Caltech Noble Gas Lab
My laboratory consists of a MAP 215-50 noble gas mass spectrometer and associated vacuum systems for the analysis of the abundance and isotopic composition of helium, neon, argon, krypton, and xenon. A second system, based on a Pfeiffer-Balzers Prisma quadrupole mass spectrometer, is used for high precision noble gas abundance determinations using isotope dilution. Both instruments are fully automated for high sample throughput and improved reproducibility. We can extract noble gases from a variety of geological materials including water and gas samples, for example as collected from volcanic hotsprings. We can also release noble gases from rocks, minerals and sediments using vacuum crushing, conventional vacuum fusion, and heating with a Q-switched Nd-YAG laser. After extraction the noble gases are purified of contaminants such as CO2 and N2 using SAES getters, and adsorbed on a variable temperature (8 - 450 kelvin) cryogenic cold trap built by Janis Research. The individual noble gases are then thermally desorbed and analyzed with the mass spectrometers. The laboratory automation system is run by custom software created with Labview.
In 2005 I received a newly designed split-tube noble gas mass spectrometer (Helix SFT) manufactured by GV instruments.
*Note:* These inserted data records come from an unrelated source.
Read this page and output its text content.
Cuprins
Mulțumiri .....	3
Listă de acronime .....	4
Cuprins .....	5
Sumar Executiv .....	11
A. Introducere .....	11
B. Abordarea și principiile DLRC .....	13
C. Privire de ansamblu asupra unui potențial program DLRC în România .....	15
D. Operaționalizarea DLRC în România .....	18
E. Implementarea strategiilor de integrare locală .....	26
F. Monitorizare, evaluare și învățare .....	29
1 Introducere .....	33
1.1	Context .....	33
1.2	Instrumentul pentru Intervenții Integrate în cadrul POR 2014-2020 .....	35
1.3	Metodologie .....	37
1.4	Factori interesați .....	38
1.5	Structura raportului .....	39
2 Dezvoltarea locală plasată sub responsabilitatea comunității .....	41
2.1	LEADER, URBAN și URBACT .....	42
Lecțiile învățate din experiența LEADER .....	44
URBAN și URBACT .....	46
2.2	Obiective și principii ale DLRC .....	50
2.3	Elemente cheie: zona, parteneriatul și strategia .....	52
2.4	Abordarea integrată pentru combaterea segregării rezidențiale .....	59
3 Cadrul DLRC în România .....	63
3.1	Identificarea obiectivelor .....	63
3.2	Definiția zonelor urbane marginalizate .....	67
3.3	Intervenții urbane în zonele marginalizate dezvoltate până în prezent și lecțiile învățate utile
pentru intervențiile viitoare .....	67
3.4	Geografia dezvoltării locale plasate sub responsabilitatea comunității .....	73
This instrument is specifically designed for simultaneous detection of 4He (on a Faraday collector) and 3He (on an electron multiplier). The split tube design and a secondary electrostatic filter in front of the multiplier will provide very high abundance sensitivity for measuring extremely low 3He/4He ratios and 3He concentrations. This instrument is performing extremely well.
In addition to commercial instrumentation my group is collaborating with Dr. Ara Chutjian at JPL to design and test a static-vacuum-mode Paul ion trap mass spectrometer for noble gases. The goal of this project is to assess the sensitivity and resolution of the instrument.